SELECT [WWI City ID], City, [State Province], Country, Continent, [Sales Territory],
Region, Subregion,
-- [Location] geography, -->Remove due to data type compatibility issues
[Latest Recorded Population], [Valid From],
[Valid To]
FROM #CityChanges
ORDER BY [Valid From];
- Execute the query below in the Azure Synapse SQL Pool to update the parameter used as the upper bound for the ELT process:
UPDATE INTEGRATION.LOAD_CONTROL
SET LOAD_DATE = getdate()
- Deploy a new storage account resource.
- Define directory structure to support data lake use cases as follows:
- .\IN\WWIDB\ [TABLE]\ - This will be the sink location used as the landing zone for staging your data.
- .\RAW\WWIDB\ [TABLE]{YY}{MM}{DD}\ - This will be the location for downstream systems to consume the data once it has been processed.

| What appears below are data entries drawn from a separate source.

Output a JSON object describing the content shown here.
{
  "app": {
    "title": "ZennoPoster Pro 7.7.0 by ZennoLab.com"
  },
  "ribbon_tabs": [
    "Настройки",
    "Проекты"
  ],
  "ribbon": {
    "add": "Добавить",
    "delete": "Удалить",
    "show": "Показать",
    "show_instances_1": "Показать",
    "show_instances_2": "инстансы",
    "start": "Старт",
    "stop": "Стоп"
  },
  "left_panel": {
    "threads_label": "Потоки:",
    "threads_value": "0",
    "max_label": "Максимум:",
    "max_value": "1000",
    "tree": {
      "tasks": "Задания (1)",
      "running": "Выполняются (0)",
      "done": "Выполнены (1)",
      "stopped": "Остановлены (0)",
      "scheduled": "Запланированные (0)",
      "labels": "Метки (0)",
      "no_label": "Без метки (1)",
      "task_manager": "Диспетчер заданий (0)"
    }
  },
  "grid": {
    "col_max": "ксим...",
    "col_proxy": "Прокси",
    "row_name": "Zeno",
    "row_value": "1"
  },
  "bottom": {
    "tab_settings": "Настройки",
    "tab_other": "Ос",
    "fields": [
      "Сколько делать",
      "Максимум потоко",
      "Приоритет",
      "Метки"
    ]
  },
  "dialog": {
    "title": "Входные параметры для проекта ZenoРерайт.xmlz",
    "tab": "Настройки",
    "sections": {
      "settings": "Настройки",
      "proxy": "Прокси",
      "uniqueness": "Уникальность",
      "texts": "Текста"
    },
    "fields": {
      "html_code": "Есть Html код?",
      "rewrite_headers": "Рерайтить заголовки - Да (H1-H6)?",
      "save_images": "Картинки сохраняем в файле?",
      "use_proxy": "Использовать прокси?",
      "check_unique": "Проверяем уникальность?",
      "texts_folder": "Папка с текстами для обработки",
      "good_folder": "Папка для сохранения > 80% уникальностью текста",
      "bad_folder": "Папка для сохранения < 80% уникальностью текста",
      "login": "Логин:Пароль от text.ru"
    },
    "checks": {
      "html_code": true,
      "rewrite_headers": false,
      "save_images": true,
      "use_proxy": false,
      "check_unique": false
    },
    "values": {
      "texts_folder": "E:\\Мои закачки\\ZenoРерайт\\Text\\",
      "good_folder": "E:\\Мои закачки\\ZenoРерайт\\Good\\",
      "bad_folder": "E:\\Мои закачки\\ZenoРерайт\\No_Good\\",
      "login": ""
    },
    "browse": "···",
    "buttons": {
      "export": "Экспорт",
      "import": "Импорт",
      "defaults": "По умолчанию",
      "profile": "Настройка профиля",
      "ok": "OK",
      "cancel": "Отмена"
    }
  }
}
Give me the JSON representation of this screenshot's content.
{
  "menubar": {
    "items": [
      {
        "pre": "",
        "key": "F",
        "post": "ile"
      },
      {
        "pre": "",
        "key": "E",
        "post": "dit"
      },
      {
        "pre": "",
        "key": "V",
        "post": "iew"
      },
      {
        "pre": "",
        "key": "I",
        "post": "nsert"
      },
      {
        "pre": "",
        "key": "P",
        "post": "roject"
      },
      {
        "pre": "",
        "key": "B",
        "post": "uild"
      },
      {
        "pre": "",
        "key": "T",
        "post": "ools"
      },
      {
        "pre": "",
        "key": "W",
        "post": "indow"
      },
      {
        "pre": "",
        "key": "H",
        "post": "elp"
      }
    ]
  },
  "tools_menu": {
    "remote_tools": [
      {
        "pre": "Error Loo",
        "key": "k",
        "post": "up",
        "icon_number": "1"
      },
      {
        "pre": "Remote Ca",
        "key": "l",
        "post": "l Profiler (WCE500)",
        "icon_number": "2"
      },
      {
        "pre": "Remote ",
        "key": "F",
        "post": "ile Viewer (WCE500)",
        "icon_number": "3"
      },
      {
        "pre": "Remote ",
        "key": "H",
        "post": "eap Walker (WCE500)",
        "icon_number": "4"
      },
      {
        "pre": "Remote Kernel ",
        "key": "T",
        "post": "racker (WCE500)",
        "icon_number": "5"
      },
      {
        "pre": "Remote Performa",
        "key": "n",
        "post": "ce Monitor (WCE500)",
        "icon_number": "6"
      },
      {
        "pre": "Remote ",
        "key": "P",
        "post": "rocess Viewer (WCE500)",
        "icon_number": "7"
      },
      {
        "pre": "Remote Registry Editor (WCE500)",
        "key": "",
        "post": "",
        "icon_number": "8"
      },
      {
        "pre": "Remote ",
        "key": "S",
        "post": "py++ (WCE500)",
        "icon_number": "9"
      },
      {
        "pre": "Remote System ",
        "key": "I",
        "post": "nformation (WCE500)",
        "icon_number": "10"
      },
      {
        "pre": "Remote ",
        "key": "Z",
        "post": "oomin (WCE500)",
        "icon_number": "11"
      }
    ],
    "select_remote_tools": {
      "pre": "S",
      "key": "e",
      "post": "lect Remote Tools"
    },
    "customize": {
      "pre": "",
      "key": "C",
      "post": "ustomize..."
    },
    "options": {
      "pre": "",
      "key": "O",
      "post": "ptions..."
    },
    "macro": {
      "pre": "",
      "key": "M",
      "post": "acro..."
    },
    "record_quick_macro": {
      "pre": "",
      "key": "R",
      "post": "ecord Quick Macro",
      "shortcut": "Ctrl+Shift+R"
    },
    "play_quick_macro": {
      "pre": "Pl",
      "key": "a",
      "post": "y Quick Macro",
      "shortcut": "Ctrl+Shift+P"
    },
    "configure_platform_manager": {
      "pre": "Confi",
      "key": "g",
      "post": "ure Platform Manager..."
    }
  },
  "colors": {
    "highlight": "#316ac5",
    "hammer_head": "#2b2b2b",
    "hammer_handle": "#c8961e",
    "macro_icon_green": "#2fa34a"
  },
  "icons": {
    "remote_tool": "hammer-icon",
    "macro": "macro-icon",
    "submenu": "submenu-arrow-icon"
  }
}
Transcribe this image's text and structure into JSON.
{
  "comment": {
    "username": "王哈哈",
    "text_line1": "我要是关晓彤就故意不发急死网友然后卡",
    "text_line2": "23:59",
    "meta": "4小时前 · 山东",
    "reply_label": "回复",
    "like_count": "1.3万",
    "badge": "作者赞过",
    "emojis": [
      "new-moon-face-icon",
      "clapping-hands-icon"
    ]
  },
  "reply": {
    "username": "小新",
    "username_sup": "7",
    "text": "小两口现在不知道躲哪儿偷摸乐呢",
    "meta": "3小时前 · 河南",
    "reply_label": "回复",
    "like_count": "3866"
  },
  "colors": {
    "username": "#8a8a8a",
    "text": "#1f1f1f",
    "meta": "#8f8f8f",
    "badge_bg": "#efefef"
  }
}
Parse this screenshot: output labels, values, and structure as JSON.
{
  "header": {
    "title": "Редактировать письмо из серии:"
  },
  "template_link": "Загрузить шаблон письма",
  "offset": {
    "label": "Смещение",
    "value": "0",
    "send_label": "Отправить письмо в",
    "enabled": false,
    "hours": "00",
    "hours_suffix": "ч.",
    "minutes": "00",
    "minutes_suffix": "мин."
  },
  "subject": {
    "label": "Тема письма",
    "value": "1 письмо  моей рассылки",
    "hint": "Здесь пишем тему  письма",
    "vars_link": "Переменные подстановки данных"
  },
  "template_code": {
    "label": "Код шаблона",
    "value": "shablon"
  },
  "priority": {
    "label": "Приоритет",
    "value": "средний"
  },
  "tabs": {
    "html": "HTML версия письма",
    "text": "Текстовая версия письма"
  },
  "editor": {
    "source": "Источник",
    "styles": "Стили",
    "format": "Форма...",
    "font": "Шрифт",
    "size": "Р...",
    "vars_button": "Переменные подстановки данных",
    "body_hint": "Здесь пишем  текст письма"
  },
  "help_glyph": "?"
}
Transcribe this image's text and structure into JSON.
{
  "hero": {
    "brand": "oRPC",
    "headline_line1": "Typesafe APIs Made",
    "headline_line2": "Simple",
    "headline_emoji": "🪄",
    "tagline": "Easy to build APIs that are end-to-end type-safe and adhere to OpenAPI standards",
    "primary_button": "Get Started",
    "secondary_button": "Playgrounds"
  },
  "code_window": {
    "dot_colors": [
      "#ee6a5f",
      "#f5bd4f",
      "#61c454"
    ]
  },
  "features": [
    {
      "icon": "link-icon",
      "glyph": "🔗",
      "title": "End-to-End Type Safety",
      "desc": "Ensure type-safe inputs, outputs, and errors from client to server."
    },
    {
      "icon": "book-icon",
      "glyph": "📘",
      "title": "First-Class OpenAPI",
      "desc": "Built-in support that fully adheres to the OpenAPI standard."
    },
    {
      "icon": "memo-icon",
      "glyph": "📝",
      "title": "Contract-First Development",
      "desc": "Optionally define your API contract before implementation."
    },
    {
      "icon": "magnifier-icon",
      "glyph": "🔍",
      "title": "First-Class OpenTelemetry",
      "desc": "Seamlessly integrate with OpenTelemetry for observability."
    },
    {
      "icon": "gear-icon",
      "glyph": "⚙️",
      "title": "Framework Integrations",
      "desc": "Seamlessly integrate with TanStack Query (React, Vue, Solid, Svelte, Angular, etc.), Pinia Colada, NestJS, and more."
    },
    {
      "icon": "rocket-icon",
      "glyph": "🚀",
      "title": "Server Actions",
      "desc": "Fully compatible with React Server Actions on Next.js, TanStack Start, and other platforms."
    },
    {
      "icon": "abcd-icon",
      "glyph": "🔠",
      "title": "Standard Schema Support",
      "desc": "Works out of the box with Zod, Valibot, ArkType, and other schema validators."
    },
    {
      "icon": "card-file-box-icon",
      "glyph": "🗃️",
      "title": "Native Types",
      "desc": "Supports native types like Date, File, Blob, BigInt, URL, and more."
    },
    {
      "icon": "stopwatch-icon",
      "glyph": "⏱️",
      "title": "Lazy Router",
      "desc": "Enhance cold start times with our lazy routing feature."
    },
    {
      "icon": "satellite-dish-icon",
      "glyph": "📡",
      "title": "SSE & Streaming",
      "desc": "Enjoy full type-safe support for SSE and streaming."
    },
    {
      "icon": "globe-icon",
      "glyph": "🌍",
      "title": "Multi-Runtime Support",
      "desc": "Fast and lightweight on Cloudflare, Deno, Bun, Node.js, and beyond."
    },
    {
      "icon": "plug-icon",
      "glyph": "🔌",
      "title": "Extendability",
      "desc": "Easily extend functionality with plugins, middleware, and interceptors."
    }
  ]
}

- .\STAGED\WWIDB\ [TABLE]{YY}{MM}{DD}\
- .\CURATED\WWIDB\ [TABLE]{YY}{MM}{DD}\
- Configure folder level security in your new data lake storage
- only your ETL job should be able to write to your \IN directory
- you should be able to grant individual access to users who may want to access your \RAW directory based on AAD credentials
- Deploy Azure Data Factory or Synapse Pipelines
- Create a pipeline to copy data into ADLS. Your pipeline will need the following components:
- Lookup Activity that queries the [Integration].[ETL Cutoff Table] in your Synapse DW to get the last refresh date for the City data. This result will be used as the @LastCutoff parameter in your copy activity. The LastCutoff is similar to your Start Date in a range query.
- Lookup activity that queries [Integration].[Load Control] table in your Synapse DW to get the current refresh date. This result will be used as the @NewCutoff parameter in your copy activity. The NewCutoff is similar to your End Date in a range query.
- Copy Data activity that uses the [Integration].[GetCityUpdates] stored procedure in your WideWorldImporters OLTP database as your source, and the .\IN\WWIDB\City\ directory as the sink
Note: You will need to modify this stored procedure to ensure that the [Location] field is excluded from the results. Otherwise this data will cause errors due to incompatibility with Azure Data Factory
- Once you have executed your new pipeline, there should be a .txt file with the 11 updated records from the City table in the \In\WWIDB\City\ folder of your data lake.
Note: you can execute your new pipeline by clicking the "Debug" button or adding a trigger from the UI designer.
- Begin by creating a new Azure Storage account.
- Data Lake Storage Best Practices
- Azure Data Factory Copy Activity
- Copy data from local on-premise SQL Server into cloud storage
- Incremental Loads Design Pattern in Azure Data Factory
- Service Principal in Data Factory
- Access Control in Azure Data Lake Storage
- Data Lake Planning
- Naming Conventions
- Things to consider when creating new data lake storage account:
- What type of storage account should you leverage? (Gen 1 or Gen2)
- How can you setup a hierarchical folder structure? Why?
- What are your SLAs for data retrievals? (Access Tier)
- Things to consider when creating new data lake folder structure:
- What types of data will you need to be able to support?
- What types of processes will you need to be able to support?
- How will you secure access to directories?
- In addition to using the azure portal directly, you can view and manage your new storage account using the Azure Storage Explorer
- Be sure to review the [Integration].[ETL Cutoff] and [Integration].[Load Control] tables in your Synapse SQL Pool prior to executing this task. If dates are not set correctly, the source stored procedure will not return any data.
- Additional information on using Lookup Tasks and expressions in Azure Data Factory can be found here
- Synapse Analytics Workspace is available to leverage and might be a good way to simplify setup.
- Parameterize the source and sink properties in your pipeline where possible so that you can re-use the same pipeline for all additional tables being copied
- Develop an incremental load pattern for each copy activity to extract the data from the source table. This will prevent us from doing a full load each night and large load times.
- Deploy Azure Databricks workspace, mount your new storage and enable interactive queries and analytics!